Things that Chris might have done differently in retrospect
PO: We have time for one more question if there is one. So a chance, in retrospect, methodologically and topically, are there things that you might have done differently?
CW: It’s a really interesting question. It’s interesting to reflect on anything that any of us do: “What might I have done differently in retrospect?” is a really healthy question. They call it an “after action review” in the army. Once you’ve done something, how did that go? What can I learn from it?
I’ve seen the book from the beginning as a brick in a wall, not the whole wall. I’ve done what I can do with my training and my cultural background, and I’ve given it my best shot. But that’s not the whole ball game. Other people who have got training difference in mind, who are coming at it from disciplines different to mine and cultural backgrounds different from mine, have work to do that I could never do. For example, I’d love to hear a reappropriation of Augustine’s The City of God from a Korean Christian context or a Ugandan Christian context, looking at it from those particular sets of cultural perspectives. In the same way that my approach, I’m very ready to admit, has its blind spots and its cultural prejudices, those would have their own, but they would be different, so we would be able to learn from each other. We’d almost shine a light on each other’s blind spots.

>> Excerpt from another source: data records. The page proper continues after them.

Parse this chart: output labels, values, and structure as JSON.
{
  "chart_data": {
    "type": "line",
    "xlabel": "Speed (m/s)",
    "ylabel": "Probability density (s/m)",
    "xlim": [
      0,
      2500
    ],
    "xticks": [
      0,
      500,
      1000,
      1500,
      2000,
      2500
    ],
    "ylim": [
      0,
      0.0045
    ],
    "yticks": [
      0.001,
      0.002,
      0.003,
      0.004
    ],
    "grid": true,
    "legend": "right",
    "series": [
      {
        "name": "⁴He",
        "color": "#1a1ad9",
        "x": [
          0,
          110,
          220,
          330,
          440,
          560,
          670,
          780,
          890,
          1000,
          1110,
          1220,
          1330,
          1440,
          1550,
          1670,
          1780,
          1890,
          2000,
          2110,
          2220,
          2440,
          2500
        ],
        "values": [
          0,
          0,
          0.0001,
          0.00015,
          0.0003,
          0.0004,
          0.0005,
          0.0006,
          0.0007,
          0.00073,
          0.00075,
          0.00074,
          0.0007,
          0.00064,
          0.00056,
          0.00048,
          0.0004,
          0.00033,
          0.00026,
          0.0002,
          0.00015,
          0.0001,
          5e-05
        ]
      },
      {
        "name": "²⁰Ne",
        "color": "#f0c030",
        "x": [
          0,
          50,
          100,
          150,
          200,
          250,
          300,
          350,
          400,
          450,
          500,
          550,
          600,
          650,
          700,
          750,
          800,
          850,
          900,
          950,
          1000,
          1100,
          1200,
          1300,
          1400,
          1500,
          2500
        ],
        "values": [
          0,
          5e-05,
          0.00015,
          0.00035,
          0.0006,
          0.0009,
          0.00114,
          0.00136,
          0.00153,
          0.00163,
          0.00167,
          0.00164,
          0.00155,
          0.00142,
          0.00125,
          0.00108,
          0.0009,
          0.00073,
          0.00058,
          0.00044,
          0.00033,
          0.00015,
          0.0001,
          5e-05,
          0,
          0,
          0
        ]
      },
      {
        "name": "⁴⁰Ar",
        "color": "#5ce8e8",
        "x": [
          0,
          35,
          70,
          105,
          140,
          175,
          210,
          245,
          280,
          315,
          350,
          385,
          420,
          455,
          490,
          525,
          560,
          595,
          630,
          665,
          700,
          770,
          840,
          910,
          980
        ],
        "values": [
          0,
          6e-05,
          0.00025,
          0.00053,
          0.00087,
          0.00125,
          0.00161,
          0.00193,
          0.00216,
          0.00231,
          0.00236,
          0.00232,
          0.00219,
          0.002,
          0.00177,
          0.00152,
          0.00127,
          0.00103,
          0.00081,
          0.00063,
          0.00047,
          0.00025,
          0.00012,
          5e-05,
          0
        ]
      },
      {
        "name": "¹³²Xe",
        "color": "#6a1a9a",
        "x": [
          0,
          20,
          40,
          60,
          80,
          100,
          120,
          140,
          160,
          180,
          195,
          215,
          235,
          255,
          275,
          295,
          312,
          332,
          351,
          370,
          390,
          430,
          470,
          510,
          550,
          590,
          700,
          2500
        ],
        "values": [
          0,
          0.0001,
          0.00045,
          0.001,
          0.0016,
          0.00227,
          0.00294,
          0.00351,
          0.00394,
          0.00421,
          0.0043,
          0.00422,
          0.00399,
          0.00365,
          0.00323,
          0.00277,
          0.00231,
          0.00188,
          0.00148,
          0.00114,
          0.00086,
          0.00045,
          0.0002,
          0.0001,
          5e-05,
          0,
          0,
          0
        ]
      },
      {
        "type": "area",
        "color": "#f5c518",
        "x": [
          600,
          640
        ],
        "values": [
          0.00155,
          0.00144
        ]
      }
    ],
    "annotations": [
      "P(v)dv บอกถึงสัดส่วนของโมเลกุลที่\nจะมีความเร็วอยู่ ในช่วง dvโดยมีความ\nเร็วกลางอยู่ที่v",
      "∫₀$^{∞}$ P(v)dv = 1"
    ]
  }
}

I see people call Biblical Critical Theory the book as a moment in a conversation, not as some sort of high water mark, and I want—and I say this at the end of the conclusion—I want other people to think, “Hmm, I could have done better than that!” and then to do it, because I think the beautiful thing about being in a church—in a global church—is that, as Paul so wonderful puts it in 1 Corinthians, is that the different parts of the body need each other. I’ve put my brick in the wall. It will have its blind spots: there’s swathes of the Bible that I just skipped over. I don’t think I could have done anything else, because it’s already on the top side of too big, and people probably don’t want another 100 pages. [Laughter] But there are omissions, as you quite rightly say: there’s very, very little on the Holy Spirit, for example. There is very little on swathes of the Old Testament. It’s not that they’re not crucially important; it’s just that I either didn’t have the space or didn’t have the expertise to write them.
The book is, in part, an incitement—a provocation—to others—to say, “If you see something that’s not there, please, please do something about it! Write something. Do a podcast. Write a book.” It’s an ongoing conversation.
Conclusion
PO: Christopher, thank you very much for your time this afternoon. [Applause] Thank you. In a moment, I’ll close in prayer, but thank you again for being with us. Why don’t I pray?
Our Father,
We thank you so much for Christopher and the work that he has done. We thank you for this book that so helpfully shows us the power of your word as it critiques our world and helps us to live confidently in it.
We pray, as Christopher has just said, that you would help us all to extend this work as we seek to live as faithful Christians, engaging faithfully with our culture and showing people the beauty of the gospel.
We pray for our churches—that they would demonstrate the reality of these truths.
And we thank you as well for Christopher’s own work: we pray that you would help him as he continues with the New College lectures, that you would help him in his work at Monash University, and help him as he continues to think, write and stimulate us in so many rich ways.
We give you thanks in Jesus’ name. Amen.